Wow. That is a tough question. I suppose I just keep on writing and writing until I know I have caught them on the page. Often an idea can seem wonderful when I am out running, for example, then I come to write it and it refuses to be pinned down in black and white. I don’t think there is anything magical about it, really. It is just hard graft. Keep at it, like the sculptor with her chisel again, until the idea is honed and shining and ready to be seen by the rest of the world
What is your worst writing moment?
That has to be when I am in the middle of writing a book: I am stuck, the plot has ground to a halt, my characters are not playing ball any more and I am CONVINCED I have written the worst thing the world has ever seen. That happens every time I am engaged in writing something new. And it never gets any easier to deal with
And what is your best?
When the words are flying from my brain to my fingers, I am ‘in the zone’ and it feels like the most natural thing in the world. (Doesn’t happen as often as the ‘getting stuck’ feeling, sadly.)

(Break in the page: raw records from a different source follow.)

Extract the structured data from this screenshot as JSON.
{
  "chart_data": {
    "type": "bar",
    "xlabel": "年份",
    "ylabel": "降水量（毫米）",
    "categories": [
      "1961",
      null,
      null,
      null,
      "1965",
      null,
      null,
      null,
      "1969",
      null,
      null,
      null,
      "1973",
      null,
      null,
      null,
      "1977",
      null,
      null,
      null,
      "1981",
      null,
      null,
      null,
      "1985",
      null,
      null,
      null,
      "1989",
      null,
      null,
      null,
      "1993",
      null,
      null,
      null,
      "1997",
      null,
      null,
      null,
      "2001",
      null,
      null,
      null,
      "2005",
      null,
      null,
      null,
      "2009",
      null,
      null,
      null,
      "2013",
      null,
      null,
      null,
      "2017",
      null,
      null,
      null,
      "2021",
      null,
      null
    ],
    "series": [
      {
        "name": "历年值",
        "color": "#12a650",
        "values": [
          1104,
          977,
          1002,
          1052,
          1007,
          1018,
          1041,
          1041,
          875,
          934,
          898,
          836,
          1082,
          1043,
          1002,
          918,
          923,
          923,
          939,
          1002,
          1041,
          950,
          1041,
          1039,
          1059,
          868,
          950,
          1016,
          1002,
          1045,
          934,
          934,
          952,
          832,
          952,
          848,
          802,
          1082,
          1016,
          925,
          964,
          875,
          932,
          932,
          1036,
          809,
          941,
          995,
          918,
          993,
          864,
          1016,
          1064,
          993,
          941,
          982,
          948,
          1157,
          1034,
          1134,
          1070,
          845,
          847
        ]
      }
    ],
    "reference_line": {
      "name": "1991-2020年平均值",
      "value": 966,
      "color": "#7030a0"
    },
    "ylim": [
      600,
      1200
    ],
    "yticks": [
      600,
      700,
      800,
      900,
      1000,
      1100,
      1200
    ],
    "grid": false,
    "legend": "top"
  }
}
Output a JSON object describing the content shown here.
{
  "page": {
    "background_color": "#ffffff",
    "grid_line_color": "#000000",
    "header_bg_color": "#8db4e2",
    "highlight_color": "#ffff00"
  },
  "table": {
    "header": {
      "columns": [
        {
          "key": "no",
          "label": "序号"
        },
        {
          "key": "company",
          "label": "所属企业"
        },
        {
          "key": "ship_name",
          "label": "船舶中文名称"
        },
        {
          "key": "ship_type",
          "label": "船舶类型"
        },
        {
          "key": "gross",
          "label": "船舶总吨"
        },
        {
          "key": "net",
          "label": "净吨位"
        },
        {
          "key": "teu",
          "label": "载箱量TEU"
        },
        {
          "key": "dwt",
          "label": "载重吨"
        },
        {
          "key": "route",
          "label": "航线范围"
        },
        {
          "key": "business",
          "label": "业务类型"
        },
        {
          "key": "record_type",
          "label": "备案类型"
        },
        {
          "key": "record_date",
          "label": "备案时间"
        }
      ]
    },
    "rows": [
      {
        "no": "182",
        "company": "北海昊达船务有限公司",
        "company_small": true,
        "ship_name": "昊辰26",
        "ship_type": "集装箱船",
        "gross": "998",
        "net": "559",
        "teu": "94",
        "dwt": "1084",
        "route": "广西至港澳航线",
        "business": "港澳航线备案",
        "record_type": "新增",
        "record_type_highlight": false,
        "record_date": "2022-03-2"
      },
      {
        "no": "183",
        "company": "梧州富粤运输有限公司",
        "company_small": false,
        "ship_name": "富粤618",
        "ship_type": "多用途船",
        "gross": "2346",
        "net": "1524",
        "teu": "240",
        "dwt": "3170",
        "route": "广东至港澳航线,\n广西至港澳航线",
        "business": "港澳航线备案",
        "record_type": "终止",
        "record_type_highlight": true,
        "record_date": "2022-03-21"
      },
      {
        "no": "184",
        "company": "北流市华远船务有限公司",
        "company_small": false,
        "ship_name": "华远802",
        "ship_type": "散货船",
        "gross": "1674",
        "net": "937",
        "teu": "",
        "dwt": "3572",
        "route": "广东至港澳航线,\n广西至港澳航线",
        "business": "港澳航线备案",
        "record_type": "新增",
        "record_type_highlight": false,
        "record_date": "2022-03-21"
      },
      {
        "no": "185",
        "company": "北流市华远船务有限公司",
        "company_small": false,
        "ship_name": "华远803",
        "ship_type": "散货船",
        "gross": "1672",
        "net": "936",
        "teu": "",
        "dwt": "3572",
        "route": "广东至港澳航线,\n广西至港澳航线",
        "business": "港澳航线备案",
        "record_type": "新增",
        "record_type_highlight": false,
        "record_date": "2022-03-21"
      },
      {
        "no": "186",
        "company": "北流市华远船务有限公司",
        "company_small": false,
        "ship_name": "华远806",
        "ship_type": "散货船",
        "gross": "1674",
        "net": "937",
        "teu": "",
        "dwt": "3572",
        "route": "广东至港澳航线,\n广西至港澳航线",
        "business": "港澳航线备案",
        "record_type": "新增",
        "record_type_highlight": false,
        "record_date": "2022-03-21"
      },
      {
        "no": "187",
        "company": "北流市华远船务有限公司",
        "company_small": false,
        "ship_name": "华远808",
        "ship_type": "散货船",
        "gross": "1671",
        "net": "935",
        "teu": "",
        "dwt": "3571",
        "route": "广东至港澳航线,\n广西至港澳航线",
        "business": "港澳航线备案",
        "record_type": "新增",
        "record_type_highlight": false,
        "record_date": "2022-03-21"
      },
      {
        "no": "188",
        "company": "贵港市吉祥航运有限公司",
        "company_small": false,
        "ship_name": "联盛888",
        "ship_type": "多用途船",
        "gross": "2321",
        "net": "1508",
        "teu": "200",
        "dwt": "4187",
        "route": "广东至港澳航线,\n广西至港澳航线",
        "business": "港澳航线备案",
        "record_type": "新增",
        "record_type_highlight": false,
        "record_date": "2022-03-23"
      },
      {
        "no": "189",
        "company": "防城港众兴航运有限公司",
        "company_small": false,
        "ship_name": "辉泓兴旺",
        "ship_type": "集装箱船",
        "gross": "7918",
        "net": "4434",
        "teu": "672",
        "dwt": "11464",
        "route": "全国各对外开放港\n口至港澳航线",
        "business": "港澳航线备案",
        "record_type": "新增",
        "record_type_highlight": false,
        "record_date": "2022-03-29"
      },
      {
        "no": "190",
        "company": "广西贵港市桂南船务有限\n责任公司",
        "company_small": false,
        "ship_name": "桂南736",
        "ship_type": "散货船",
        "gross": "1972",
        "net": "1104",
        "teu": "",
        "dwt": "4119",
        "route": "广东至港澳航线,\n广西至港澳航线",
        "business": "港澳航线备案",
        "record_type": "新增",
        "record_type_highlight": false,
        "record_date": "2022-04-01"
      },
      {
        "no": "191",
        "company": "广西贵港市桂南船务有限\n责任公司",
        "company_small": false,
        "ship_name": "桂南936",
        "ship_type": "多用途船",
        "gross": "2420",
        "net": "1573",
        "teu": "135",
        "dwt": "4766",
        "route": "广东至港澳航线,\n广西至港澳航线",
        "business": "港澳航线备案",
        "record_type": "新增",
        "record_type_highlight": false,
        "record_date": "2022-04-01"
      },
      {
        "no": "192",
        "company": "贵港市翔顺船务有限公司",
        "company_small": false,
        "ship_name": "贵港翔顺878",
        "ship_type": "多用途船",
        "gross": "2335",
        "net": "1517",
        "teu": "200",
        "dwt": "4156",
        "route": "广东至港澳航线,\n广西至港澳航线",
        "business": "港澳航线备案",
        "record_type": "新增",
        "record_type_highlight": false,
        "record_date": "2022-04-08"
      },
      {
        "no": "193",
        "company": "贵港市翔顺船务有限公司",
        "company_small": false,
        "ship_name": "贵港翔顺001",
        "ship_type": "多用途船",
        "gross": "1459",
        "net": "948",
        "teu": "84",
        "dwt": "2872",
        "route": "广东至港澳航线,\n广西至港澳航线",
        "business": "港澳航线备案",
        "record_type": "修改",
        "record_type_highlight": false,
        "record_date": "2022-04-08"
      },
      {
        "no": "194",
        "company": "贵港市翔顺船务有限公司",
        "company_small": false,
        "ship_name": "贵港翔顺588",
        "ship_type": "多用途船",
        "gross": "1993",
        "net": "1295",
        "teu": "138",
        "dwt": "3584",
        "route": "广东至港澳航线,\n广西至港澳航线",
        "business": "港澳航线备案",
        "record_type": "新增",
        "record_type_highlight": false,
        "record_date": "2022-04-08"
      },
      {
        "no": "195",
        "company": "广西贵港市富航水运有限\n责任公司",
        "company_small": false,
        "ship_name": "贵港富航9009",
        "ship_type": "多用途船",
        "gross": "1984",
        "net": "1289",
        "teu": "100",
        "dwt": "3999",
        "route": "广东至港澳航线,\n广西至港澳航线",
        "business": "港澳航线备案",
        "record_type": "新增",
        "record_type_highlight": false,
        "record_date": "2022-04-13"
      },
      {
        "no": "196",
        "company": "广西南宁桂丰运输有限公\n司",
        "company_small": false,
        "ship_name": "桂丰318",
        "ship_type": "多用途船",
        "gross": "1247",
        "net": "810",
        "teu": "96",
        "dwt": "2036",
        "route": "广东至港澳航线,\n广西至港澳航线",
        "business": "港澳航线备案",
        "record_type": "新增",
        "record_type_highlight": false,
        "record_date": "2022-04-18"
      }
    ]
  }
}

What are you working on right now?
I have just (today!) finished the final draft of a new Middle Grade book for Macmillan Children’s Books called ‘The Parent Problem’. It is a humorous family drama about growing up, losing friends and gaining them and being MORTIFYINGLY embarrassed about pretty much everything. It just *might* be based on how I felt aged thirteen, when mortifying things seemed to happen to me on a daily basis.

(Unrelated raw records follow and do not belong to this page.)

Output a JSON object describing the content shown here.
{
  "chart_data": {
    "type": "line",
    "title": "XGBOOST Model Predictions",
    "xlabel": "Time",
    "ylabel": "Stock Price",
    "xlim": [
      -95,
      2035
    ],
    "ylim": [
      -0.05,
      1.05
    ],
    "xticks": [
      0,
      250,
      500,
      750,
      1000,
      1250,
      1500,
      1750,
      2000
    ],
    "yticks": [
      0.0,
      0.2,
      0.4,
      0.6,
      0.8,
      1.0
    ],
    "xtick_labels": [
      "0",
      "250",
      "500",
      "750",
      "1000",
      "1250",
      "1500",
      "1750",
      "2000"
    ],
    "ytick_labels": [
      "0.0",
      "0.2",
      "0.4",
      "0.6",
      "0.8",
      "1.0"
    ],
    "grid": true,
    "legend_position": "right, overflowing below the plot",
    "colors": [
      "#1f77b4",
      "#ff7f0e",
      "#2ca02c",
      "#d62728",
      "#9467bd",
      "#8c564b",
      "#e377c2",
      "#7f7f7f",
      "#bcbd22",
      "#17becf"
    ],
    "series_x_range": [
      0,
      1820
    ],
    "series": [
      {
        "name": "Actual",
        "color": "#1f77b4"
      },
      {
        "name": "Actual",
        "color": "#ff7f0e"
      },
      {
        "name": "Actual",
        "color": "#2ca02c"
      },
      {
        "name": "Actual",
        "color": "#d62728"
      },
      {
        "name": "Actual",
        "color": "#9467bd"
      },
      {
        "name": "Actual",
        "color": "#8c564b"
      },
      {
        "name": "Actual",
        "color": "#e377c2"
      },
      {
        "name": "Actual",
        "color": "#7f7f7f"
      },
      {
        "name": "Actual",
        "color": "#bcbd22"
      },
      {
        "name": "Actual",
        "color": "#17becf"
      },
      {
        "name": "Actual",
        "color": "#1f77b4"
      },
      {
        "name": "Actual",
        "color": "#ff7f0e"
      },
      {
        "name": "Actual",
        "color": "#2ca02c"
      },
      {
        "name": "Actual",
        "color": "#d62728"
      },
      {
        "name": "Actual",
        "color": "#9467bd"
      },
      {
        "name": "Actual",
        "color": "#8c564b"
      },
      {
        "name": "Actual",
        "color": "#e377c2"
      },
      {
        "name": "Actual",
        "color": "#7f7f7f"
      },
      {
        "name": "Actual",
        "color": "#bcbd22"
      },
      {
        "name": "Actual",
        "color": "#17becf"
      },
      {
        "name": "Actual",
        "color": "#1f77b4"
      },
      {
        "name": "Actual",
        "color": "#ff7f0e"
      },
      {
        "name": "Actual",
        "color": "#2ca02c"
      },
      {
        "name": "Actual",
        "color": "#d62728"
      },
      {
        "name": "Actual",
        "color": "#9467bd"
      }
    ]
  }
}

What are you working on next?
I have a few things on the go at the moment. I am in the middle of writing a book for slightly older readers, which is similar in style to my novel, ‘Summer’s Shadow’ that came out last year for ten to fourteen year olds. This new story, like ‘Summer’s Shadow’, is a family mystery. It is about identity and the things families cover up and hide from one another. I have plans for other books too, but they are not very developed yet
What are you most proud of?
I am most proud of ‘Summer’s Shadow’ as it was a big departure from my younger Middle Grade titles which were all humorous books. It took three years to write and I learnt a lot about the process of novel-writing. I thought no one would publish it as I seemed to be known only for funny books, so it was a great day when Macmillan took it on
What books, ideas, inspirations have helped you in your writing process?

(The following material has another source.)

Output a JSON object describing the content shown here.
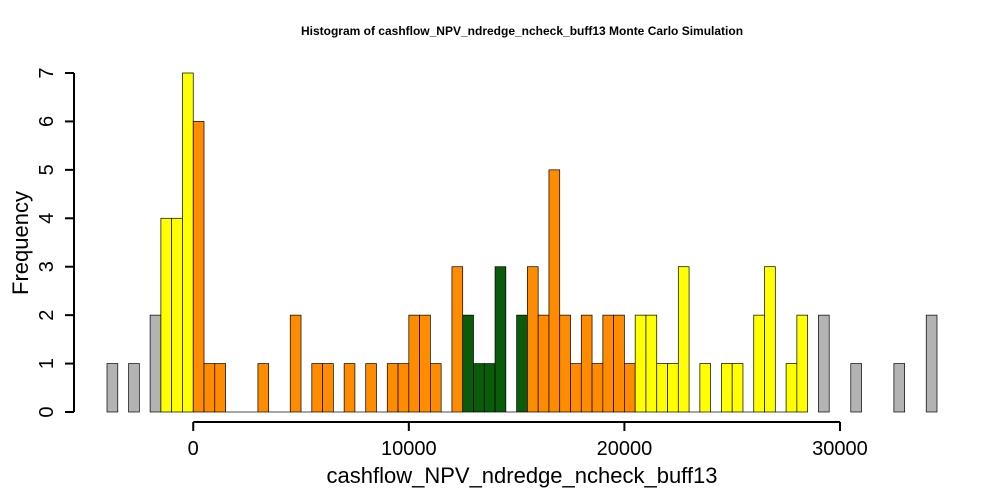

I have been hugely influenced by the books I loved reading as a child: Roald Dahl, Astrid Lindgren, Michael Bond’s Paddington, the Just William books, Snoopy cartoons, the Beano! All those books and comics have very much influenced my humorous stories. I also loved The Secret Garden, The Railway Children, I Capture the Castle and Carrie’s War – stories which explored the way family relationships worked. As an adult I still enjoy this kind of story. Nowadays I particularly enjoy Maggie O’Farrell’s work and Daphne Du Maurier’s psychological thrillers. I want to write more books in that vein – books that explore the way relationships work and the secrets that families keep from one another. As far as the writing process goes, I have enjoyed John Yorke’s ‘Into the Woods’ as an exploration of structure. I also like Kate Grenville’s ‘The Writing Book’ and I had fun using Julia Cameron’s ‘The Artist’s Way’ – the exercises are very useful. Another favourite is Stephen King’s ‘On Writing’ as it was so direct and honest about the life of a writer
Who do you read? And why?
I read such a vast range of stuff… I think it is important to read widely. I enjoy Ian McEwan and Hilary Mantel every bit as much as Andy Stanton and Alex T Smith! I read thrillers, mysteries, literary fiction, ‘women’s fiction’, children’s fiction – everything from picture books to YA – humorous stuff, non-fiction. Anything I can lay my hands on! I always tell students and school children that you cannot be a writer unless you are a reader first. I believe that passionately. You need to develop your critical faculties and expand your vocabulary and you can only do that by reading. You also do not have a hope of understanding how a novel or a poem or a short story works unless you have read as many of them as you possibly can.